"Callisto," Rain-Born said.

Father-Mother grinned, tasting blood bubbling on their lips.

"We obeyed the visions that swam under our eyes. The threads that led to freedom were there, dangling before us, waiting for our feet to but trip upon the proper path. Freedom from this world – this dry, desolate, discarded wasteland. You have seen it now, snake. Does it please you to know it?"

When the girl said nothing, Father-Mother grimaced. The girl mocked them openly, like the disobedient wretch she was. The snake that refused to die.

"I go to my ancestors," Father-Mother groaned. "I will follow them to that which waits beyond, and I would take both tribes with me if I could. I would choke the children in their cribs, I would slay their mothers as they slept, and I would battle with the hordes of both clans that came to offer their retribution. This world must die, Rain-Born. It is not one meant for us. We belong among the stars. Our kingdom is that of the heavens, not of the sands!"

Father-Mother coughed up the torrent of bile that could no longer be contained in their throat and smiled triumphantly at Rain-Born. Though their eyes were still closed, they knew she was watching. Thinking.

"So do it, girl," they goaded. "Sink your poisoned teeth into the heart of your Elder. Complete your treachery and deliver me to the world beyond."

When the girl still did not reply, Father-Mother grew impatient.

"Do the fangs you have grown catch your tongue?" they asked, becoming enraged. "Why do you say nothing, girl?"
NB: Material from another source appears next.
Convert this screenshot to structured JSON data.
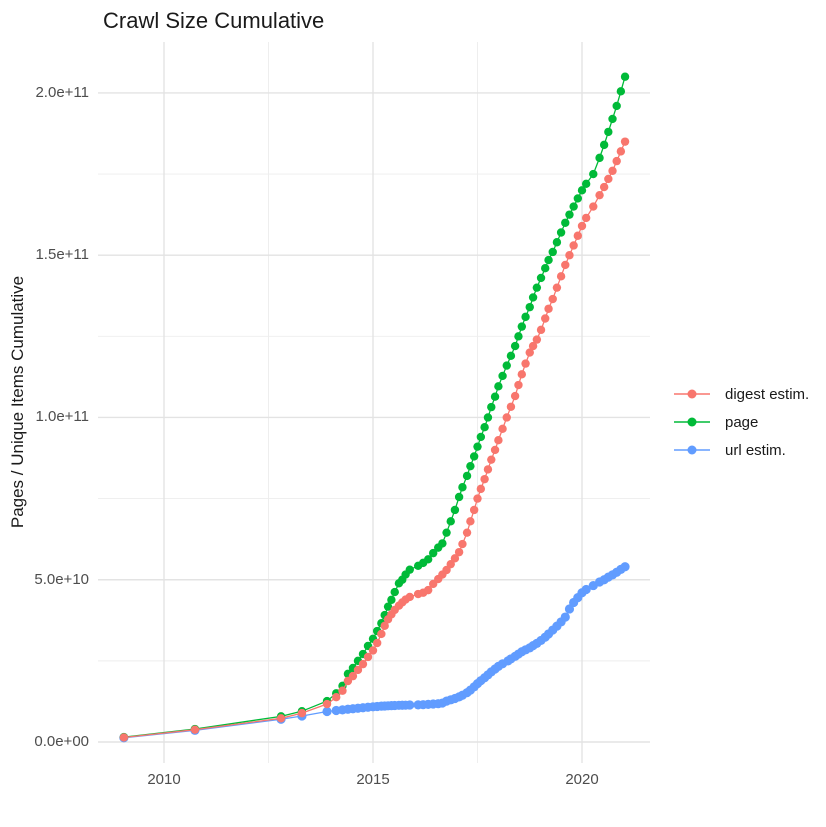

"I was thinking," Rain-Born finally replied. "Someone else said something very similar to me, not too long ago."

There it was: the drawing of a blade. Father-Mother heard the sheathing of metal, perceptible to their ears even as the life drained from them. They braced, and only winced slightly as the object came crashing down.

But the death blow did not come.

Instead, they heard the cold metallic sound of a solid item hitting the ground.

And they opened their eyes, seeing the canister, tracing the letters, and feeling their spirit sag.

Callisto lay before them.

"I promised you, my Elder," the girl said. "I would find Callisto within the Iron Forest. And I would bring it to you."

Father-Mother looked at it with the final ounces of ferocity left in their soul. It was something that they should know, and yet try as they might it conjured no memories. This pitiful thing was their mysterious mother, come back to witness her child's end.

So entranced were they that they barely noticed Rain-Born rise above them and give a quiet sigh.

"I cannot offer you the gift of death, Father-Mother," she said. "You may have given me the gift of life, but that was one thing you did not see with your own eyes. You were given a destiny to follow, not a life to live, and so I cannot take that life which has never belonged to you. Instead, I give you your webspinner. The architect of both your pain and mine."

Father-Mother reached out a hand to touch the dried blood on the canister, smearing the grainy letters with their own life-fluid. Knowing that inside, it was empty.

"It may spin the webs," Rain-Born continued. "And it may set the path, but it is our choice to follow it or turn away, towards a path of our own. I chose to deny it. What will you choose?"

Now Father-Mother did raise their withered head to look at her. The face they saw seemed a little more aged, weathering the burden of sights seen and lives ended. They expected to find sadness beyond words etched there, and yet instead there was still youth in those tattooed eyes. Her braids still fell over her shoulders like the dream catchers draped outside the tent. And just like those mystical objects, her face betrayed wisdom in its pattern.